Since in the airline industry the most capital intensive asset is an aircraft, therefore,
the advantages and disadvantages of either purchasing or leasing are mainly depend
on the airline's capital structure. For an example, MAS in an effort to simplify and
enhance the travel experience of customers, Malaysia Airlines (MAS) is investing
RM480 million in its Passenger Services System (PSS) over 10 years, which will give
benefits worth over RM2 billion over period of 10 years . Business Turnaround
Plan as their good capital investment budgeting for future operations where it has
turned losses into profits between 2006 and 2007. When the Business Turnaround
Plan came to an end MAS posted a record profit of 851 million Ringgit (265 million
dollars) in 2007, ending a series of losses since 2005.
Proton Berhad
PROTON, established in 1983, is Malaysia's largest manufacturer of automobiles.

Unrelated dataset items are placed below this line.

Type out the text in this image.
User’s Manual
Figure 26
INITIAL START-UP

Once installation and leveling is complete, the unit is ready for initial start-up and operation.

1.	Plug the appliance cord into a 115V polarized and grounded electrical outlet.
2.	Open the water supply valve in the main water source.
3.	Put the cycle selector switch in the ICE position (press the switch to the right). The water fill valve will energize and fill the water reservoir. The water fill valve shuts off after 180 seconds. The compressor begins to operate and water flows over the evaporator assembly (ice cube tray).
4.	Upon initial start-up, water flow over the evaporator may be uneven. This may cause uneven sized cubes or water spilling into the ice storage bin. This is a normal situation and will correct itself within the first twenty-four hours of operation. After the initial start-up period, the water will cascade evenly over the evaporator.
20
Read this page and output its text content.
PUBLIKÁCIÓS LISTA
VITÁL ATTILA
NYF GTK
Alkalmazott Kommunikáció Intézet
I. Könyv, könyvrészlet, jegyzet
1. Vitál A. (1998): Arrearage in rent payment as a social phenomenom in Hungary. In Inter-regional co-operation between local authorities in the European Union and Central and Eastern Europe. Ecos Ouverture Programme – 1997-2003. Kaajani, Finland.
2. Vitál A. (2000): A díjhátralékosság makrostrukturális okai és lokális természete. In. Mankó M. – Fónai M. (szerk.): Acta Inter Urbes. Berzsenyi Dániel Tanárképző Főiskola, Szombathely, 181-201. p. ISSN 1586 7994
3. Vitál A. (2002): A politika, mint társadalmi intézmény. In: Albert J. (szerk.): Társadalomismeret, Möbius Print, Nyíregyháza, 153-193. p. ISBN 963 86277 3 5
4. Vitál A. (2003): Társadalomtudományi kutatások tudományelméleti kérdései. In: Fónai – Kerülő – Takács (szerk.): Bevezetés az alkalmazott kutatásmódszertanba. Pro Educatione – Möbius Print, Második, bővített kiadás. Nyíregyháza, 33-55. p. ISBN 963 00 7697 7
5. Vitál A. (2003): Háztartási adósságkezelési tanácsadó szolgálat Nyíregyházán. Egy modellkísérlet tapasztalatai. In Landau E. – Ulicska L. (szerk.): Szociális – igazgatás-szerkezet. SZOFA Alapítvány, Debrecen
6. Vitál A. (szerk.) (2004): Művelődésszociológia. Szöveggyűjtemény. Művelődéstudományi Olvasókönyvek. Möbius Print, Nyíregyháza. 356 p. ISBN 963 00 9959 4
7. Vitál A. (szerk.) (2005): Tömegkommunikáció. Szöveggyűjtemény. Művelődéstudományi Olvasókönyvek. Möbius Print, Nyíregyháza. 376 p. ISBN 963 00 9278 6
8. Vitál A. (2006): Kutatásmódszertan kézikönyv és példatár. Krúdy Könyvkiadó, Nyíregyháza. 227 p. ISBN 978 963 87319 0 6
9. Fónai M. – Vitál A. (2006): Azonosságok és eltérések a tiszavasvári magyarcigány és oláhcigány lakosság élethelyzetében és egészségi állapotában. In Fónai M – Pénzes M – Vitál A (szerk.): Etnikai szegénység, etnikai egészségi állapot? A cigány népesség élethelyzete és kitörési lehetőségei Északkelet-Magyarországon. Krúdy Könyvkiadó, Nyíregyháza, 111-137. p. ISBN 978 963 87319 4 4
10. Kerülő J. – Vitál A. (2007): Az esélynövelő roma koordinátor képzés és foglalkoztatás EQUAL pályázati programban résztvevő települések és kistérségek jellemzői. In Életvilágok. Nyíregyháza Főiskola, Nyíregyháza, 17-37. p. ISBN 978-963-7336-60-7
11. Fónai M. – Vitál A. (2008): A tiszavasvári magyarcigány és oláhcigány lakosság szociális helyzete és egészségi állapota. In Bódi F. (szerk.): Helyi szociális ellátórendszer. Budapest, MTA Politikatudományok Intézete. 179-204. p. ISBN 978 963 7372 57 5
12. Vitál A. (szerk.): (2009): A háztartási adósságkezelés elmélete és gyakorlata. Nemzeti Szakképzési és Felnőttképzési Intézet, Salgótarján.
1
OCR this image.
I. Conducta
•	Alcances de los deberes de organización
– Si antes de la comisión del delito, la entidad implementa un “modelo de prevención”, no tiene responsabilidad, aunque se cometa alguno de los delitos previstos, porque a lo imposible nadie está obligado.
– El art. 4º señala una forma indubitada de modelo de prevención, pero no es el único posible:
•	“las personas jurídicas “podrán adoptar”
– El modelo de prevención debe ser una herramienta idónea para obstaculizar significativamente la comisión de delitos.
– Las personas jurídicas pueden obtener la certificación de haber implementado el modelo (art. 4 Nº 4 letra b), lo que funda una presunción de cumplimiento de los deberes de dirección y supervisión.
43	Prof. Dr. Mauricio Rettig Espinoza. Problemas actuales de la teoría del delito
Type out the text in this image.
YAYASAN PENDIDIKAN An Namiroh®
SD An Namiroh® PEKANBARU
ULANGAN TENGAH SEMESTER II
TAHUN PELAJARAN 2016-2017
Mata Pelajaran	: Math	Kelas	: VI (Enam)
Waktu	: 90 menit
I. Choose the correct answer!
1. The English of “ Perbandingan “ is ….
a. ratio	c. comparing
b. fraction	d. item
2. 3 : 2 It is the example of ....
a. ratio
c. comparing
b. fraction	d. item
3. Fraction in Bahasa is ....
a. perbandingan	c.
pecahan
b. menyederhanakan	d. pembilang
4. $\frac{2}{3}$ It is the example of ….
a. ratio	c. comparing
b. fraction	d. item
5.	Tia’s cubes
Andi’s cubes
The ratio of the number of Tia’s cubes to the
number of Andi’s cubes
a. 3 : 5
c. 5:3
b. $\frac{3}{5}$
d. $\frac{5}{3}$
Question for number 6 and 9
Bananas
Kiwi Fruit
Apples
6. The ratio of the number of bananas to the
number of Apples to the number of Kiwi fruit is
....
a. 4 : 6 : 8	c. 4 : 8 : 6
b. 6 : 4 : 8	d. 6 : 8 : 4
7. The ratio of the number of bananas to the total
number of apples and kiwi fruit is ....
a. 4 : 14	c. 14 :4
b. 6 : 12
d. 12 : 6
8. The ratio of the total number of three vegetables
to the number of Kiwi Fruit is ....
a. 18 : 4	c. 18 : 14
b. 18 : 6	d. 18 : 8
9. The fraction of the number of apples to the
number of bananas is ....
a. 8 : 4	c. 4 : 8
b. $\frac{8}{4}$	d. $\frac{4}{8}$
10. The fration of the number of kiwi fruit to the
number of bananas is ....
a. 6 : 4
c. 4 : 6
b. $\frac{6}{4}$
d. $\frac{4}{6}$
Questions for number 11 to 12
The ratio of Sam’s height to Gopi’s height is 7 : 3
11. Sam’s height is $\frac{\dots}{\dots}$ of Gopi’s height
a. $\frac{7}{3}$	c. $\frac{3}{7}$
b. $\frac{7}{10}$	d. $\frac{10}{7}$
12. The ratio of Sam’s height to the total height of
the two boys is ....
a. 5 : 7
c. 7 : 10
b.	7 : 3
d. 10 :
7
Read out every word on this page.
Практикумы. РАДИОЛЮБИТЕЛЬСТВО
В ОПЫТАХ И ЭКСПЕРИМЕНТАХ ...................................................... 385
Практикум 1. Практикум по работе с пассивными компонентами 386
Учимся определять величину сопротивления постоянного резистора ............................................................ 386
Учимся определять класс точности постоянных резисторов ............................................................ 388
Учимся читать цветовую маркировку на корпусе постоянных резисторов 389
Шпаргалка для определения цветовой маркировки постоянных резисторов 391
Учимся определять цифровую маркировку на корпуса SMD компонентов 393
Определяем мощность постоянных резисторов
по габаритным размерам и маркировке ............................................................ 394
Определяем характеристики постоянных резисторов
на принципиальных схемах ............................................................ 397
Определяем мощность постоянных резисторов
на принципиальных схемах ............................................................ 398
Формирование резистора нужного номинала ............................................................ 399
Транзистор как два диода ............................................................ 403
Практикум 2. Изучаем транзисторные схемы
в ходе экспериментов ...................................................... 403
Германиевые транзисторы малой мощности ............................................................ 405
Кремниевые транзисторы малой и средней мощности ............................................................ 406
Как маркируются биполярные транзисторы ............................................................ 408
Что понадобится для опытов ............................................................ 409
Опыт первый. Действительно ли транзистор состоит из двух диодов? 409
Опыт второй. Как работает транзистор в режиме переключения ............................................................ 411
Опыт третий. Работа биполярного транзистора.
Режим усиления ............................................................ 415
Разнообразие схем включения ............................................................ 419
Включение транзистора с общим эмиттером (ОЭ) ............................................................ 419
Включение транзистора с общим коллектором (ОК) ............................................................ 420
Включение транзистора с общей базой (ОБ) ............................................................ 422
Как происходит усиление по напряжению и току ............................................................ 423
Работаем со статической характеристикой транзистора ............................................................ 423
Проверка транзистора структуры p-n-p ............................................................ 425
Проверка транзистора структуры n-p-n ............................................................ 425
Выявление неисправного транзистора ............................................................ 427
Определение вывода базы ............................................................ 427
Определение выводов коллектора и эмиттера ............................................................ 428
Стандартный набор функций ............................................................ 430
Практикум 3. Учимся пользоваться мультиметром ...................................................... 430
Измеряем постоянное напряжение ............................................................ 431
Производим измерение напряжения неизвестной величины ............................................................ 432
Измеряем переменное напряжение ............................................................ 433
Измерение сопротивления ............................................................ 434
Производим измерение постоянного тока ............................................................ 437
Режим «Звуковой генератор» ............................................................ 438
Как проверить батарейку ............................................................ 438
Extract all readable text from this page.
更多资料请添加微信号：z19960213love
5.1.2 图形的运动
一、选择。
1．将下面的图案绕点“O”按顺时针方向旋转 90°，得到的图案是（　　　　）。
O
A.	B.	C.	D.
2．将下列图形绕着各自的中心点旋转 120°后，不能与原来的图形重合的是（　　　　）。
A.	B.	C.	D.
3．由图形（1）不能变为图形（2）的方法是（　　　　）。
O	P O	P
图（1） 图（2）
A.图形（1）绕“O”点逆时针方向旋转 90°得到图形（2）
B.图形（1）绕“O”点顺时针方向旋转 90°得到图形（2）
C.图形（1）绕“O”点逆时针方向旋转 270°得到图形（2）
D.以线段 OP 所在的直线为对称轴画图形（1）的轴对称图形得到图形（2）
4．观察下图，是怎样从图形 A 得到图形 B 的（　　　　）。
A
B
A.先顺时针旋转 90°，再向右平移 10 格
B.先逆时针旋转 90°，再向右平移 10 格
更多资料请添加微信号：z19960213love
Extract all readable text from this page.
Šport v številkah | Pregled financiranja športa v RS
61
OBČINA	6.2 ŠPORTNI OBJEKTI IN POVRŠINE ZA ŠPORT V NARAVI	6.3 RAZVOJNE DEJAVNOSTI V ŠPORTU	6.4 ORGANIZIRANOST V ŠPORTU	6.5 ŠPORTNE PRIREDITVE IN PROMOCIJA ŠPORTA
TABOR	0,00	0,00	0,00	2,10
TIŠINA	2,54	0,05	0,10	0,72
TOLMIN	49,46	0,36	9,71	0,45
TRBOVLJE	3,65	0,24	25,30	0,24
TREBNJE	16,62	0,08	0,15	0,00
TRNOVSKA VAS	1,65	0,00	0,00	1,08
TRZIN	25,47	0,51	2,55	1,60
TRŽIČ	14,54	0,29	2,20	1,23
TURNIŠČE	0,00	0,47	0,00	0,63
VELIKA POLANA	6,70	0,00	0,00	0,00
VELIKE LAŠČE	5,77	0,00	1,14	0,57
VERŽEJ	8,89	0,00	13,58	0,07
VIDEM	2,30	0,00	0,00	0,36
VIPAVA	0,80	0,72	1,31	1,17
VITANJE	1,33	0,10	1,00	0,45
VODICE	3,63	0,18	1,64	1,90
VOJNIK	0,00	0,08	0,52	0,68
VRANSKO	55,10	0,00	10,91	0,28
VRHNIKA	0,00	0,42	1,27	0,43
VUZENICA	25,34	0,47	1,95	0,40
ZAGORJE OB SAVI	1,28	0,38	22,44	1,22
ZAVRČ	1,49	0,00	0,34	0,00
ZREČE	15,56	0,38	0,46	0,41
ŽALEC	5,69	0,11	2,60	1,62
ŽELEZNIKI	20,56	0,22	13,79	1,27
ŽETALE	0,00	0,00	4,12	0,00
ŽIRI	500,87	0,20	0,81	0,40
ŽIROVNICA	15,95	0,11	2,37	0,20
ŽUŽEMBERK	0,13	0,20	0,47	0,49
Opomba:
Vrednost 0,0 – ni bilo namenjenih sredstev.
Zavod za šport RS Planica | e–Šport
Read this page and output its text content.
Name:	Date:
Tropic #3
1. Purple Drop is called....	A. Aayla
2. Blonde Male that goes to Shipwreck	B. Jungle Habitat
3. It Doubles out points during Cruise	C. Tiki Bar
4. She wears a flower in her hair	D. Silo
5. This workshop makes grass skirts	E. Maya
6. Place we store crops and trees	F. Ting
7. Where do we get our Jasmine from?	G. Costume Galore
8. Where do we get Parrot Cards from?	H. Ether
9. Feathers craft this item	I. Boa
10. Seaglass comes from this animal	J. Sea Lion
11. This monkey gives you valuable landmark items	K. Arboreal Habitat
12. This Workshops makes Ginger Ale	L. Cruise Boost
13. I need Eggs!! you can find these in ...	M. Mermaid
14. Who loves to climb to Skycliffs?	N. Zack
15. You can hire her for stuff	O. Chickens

With operations in key market centers from UK and Western Europe to South-East
Asia and Australia, PROTON manufactures cars to suit a range of consumer demands
and preferences. The product mix includes versatile and reliable four-door family
vehicles, two-door hatchbacks, luxurious sedans, as well as the world-renowned
sports cars from Lotus. PROTON cars are now steadily on track to achieving the
mission for the future, gearing up to achieve the promise of a marquee which builds
cars with passion and soul; cars which are a delight to drive and a pleasure to own. In
addition, to raise capital for future investment Proton expected RM2b revenue over
next four years (FV) in its strategic tie-up with Detroit Electric Holdings Ltd.